もう少し頑張れば、手が届くかもしれないって思ってしまう…でしょ?
「どちらかというと、俺にはかなえが保護者に見えるがな。與儀のほうがなついている子供みたいだ。」
「ど!どういう意味ですか!?」
一生懸命好きで追いかけているのを、よりによってなついている子供って!!
かなえちゃんは俺を見て吹き出した。
え?つまり当てはまるってこと!?…ひどいよ、もう!!
「與儀みたいな子供なら大歓迎で欲しいですけどね。」
「かなえちゃんまで!ひどい!!」
俺はかなえちゃんの子供じゃなくて恋人になりたいのに!!
…って言いそうになって、それは抑えた。
今はまだ言うときじゃないから。
ちゃんとタイミングを見て、それなりのセッティングもして告白するんだ。
ずっと二人の大事な思い出になるように、素敵なシチュエーションで。
それに、楽しそうに笑う笑顔を見たら、今のこの楽しい時間は壊したらダメだって思うから。
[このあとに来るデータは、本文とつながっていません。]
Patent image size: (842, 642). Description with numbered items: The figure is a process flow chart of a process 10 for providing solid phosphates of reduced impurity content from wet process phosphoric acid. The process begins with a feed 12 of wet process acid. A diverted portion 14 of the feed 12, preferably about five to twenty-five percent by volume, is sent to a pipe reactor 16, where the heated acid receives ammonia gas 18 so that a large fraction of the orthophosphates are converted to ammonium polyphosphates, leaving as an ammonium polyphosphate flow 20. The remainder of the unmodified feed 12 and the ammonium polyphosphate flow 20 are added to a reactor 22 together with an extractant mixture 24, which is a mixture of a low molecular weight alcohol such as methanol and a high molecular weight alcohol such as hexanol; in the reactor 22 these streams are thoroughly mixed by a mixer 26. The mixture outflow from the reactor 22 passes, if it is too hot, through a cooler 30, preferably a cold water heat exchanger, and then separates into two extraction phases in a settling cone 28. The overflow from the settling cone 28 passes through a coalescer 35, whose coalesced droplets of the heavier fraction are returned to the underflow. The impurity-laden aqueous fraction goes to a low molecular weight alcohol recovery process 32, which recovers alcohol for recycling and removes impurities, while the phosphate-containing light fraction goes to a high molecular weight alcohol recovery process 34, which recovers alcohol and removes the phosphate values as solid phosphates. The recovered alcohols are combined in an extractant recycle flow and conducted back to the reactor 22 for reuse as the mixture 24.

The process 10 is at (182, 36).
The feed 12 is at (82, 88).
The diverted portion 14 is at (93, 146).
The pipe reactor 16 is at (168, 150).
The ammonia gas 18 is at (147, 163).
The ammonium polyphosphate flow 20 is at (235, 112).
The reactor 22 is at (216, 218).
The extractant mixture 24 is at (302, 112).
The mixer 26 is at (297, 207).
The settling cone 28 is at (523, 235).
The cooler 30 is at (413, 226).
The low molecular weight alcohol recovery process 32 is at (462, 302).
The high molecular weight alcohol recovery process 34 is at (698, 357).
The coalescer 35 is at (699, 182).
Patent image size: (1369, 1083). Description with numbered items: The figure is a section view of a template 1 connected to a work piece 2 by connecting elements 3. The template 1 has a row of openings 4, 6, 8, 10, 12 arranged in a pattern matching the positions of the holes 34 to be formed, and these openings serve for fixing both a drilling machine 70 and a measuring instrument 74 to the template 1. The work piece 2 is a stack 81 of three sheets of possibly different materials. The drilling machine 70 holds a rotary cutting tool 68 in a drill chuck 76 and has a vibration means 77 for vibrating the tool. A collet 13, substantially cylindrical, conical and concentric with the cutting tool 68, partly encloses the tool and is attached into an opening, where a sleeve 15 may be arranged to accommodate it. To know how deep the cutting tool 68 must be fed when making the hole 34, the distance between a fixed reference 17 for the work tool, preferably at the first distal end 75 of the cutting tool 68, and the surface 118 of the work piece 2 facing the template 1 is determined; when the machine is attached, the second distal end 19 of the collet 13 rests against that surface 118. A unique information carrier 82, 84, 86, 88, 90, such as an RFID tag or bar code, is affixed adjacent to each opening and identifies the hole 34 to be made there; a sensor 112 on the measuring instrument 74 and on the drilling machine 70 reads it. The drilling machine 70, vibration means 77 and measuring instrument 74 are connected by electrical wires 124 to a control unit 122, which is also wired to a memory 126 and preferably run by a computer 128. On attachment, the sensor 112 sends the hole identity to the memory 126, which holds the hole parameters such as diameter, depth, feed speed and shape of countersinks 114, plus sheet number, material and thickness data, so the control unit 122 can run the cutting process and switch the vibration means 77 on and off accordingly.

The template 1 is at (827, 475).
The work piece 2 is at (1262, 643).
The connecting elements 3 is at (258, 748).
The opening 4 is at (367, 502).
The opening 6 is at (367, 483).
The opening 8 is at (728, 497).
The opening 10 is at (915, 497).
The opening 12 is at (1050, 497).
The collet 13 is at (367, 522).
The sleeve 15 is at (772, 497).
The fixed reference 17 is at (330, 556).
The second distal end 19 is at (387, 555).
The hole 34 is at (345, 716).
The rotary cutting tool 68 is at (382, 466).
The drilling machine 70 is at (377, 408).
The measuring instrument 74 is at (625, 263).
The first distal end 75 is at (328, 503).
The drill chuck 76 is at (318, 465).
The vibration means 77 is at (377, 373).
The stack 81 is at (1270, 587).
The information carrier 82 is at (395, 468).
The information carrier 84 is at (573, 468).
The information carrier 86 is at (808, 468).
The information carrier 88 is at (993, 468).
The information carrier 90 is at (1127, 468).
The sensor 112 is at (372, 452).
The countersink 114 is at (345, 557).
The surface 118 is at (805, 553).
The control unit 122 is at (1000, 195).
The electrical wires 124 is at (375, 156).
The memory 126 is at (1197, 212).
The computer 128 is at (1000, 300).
「おっ!俺のほうが年上なんですから!かなえちゃんを守るのは俺のほうです!!」
「ますます背伸びしている子供だな。」
「平門さんーっ!!」
「あははっ…もう、平門さんもやめてくださいよー!」
「笑わないでよー!!」
ムキになる俺だけど、ついにこらえきれず笑い出すかなえちゃんの姿には、嬉しかった。
君が俺で楽しく感じるならそれが一番嬉しいから。
だけどね、今はまだもろいこの関係を、早く固めてしまいたいってはやる気持ちもあるんだよ。
けどきっと君は振り向いてくれる…そう、信じてた。
だってこんなに楽しそうにしてくれるんだもん。
ひとしきり笑ったあとで、平門さんはあらたまってかなえちゃんを見た。
「…さて。ではかなえ、さっきの話だが…。」
「はい、わかりました。」
「なに?なんの話?」
「新しい任務の話だよ。與儀が医務室に行ってくれている時に、言われたの。」
「…そうなんだ。」
任務の話、か。
じゃあ、またかなえちゃんは危ないことをするのかな。
仕事だから仕方ないけど、やっぱり心配になるのは過保護なのかなぁ。
今度はアザじゃ済まないかもしれない。
任務のたびにいちいち気にしていたら身がもたないけど、毎日毎日無事に戻ってくることを願ってしまうのは…好きだから。